Deixava-se candeia de azeite ou candeeiro a petróleo aceso toda a noite, a torcida baixa, para que os nossos mortos, de volta ao lar, o não encontrassem às escuras, ou para que a luz débil os impedisse de nos assustar com a sua presença, só visível no escuro, suponho.

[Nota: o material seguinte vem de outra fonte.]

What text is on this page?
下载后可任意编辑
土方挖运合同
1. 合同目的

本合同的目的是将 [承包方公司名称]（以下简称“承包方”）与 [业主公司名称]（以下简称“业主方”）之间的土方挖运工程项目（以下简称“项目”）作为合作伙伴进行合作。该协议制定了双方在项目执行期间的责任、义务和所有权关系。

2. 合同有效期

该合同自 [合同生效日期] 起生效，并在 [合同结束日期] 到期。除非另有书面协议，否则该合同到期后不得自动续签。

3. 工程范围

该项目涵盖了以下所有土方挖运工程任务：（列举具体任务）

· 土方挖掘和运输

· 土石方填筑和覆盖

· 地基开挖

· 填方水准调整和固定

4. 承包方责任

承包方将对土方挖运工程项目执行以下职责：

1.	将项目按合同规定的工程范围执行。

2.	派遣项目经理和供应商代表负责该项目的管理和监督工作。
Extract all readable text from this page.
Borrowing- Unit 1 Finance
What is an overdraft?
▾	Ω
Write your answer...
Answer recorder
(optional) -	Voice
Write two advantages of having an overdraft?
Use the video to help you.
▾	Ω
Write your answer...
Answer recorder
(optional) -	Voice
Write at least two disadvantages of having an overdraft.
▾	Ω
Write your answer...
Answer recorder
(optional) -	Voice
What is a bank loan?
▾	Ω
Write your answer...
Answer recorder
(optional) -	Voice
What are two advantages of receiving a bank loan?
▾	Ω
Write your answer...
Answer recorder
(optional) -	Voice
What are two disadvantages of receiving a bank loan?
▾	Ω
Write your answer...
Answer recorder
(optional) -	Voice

Acabaram candeias e candeeiros a petróleo, as velhas habitações foram abandonadas, hoje muda-se de casa como de camisa – onde podem os defuntos visitar os entes queridos, na única noite do ano em que tal lhes é permitido? 

(*2 de Novembro)

Halloween

Acabam de me tocar a campainha: dois vultos negros, a dizer Travessuras ou gostosuras. Não percebo. Repetem.
-- Não sou dessa religião, voltem amanhã, que é o Dia de Todos os Santos!
(Este meu feitio de velho ranzinza!)

Um par de botas


Aí por 1970, pobre mulher, de preto do lenço aos pés metidos em tamancos largueirões, entrou em sapataria da vila, a comprar calçado para o filho. 
A cada prova, pede outro par: -- Maiorzinho, que o pé está a crescer!
Tanto se repete a cena que às tantas o vendedor, exasperado, lhe sugere:
-- Minha senhora, porque é que lhe não compra umas botas 44, guarda-as debaixo da cama, que assim o moço ainda tem calçado quando for para a tropa?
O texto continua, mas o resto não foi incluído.